Expert work on both these issues is continuing, she added.
Her comments came after it emerged on Sunday that there were six cases in the UK of the new strain: three in England and three in Scotland.
The three Scottish cases were found in asymptomatic passengers, who tested positive while self-isolating.
Ms Freeman said: “Contact tracing has been undertaken, close contacts followed up and offered testing as usual and, as an additional precautionary step, the close contacts of these close contacts have been identified and followed up.”
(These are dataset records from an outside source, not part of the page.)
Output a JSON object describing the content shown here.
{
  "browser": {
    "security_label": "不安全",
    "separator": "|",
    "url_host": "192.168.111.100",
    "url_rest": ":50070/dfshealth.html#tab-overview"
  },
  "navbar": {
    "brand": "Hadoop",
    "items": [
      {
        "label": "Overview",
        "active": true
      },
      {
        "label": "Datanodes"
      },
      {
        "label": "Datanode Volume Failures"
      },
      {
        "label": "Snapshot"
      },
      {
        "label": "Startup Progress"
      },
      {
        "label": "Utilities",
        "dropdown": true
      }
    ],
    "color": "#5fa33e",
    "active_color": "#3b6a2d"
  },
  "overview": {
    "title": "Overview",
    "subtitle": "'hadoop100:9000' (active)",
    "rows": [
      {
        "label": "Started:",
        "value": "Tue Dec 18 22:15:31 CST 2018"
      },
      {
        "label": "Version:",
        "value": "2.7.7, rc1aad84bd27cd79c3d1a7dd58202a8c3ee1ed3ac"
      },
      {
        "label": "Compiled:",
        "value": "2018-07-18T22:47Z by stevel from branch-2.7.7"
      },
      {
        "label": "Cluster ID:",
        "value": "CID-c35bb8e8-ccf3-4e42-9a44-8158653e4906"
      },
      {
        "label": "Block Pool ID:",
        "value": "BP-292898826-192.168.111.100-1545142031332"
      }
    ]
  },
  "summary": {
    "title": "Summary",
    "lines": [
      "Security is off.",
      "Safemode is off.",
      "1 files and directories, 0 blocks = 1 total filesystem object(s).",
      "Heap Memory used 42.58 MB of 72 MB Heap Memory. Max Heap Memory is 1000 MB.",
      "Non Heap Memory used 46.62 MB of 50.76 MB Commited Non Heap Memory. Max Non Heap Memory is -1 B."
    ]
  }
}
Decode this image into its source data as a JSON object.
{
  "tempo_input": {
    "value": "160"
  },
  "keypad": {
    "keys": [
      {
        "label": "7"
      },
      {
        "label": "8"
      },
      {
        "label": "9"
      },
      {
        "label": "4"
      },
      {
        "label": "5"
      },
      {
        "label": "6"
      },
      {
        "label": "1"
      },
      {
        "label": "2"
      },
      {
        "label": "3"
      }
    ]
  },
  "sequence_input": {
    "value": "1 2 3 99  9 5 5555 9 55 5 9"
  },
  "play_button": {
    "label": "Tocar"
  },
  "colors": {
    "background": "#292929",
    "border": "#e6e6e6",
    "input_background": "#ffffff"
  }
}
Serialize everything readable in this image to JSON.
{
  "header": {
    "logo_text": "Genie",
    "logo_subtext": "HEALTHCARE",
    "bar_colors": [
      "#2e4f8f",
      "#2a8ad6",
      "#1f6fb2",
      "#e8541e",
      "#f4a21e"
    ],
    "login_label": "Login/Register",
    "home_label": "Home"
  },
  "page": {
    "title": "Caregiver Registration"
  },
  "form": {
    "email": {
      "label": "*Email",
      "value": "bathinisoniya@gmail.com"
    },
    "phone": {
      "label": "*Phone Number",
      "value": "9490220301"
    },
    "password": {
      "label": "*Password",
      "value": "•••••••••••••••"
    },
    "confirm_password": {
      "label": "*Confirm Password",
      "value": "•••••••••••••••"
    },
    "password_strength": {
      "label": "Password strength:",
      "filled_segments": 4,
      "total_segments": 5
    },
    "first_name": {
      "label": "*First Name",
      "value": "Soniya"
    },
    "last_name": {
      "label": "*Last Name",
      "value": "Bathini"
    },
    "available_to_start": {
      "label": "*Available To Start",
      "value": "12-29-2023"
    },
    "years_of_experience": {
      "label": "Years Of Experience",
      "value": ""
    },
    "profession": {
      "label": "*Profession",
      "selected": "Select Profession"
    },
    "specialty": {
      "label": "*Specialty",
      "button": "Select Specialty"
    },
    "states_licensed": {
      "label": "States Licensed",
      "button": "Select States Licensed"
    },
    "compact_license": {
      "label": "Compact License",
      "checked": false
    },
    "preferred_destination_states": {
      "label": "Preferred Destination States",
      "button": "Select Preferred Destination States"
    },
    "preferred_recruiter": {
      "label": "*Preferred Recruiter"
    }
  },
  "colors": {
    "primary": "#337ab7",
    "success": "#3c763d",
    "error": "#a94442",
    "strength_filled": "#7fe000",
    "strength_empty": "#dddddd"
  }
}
She added: “This additional step is being taken to ensure that all possible precautions are underway.”
And while Prime Minister Boris Johnson has insisted that the UK has “one of the toughest border regimes anywhere in the world”, Ms Freeman insisted stricter measures could be introduced.
Scotland requires all people arriving from overseas to spend 10 days in a quarantine hotel – but travellers arriving in England only have to do this if they arrive from one of the UK Government’s “red list” countries.
Green Holyrood co-leader Alison Johnstone raised the issue with Ms Freeman, saying that the “current border restrictions cannot adequately protect people in Scotland from this concerning strain of Covid-19”.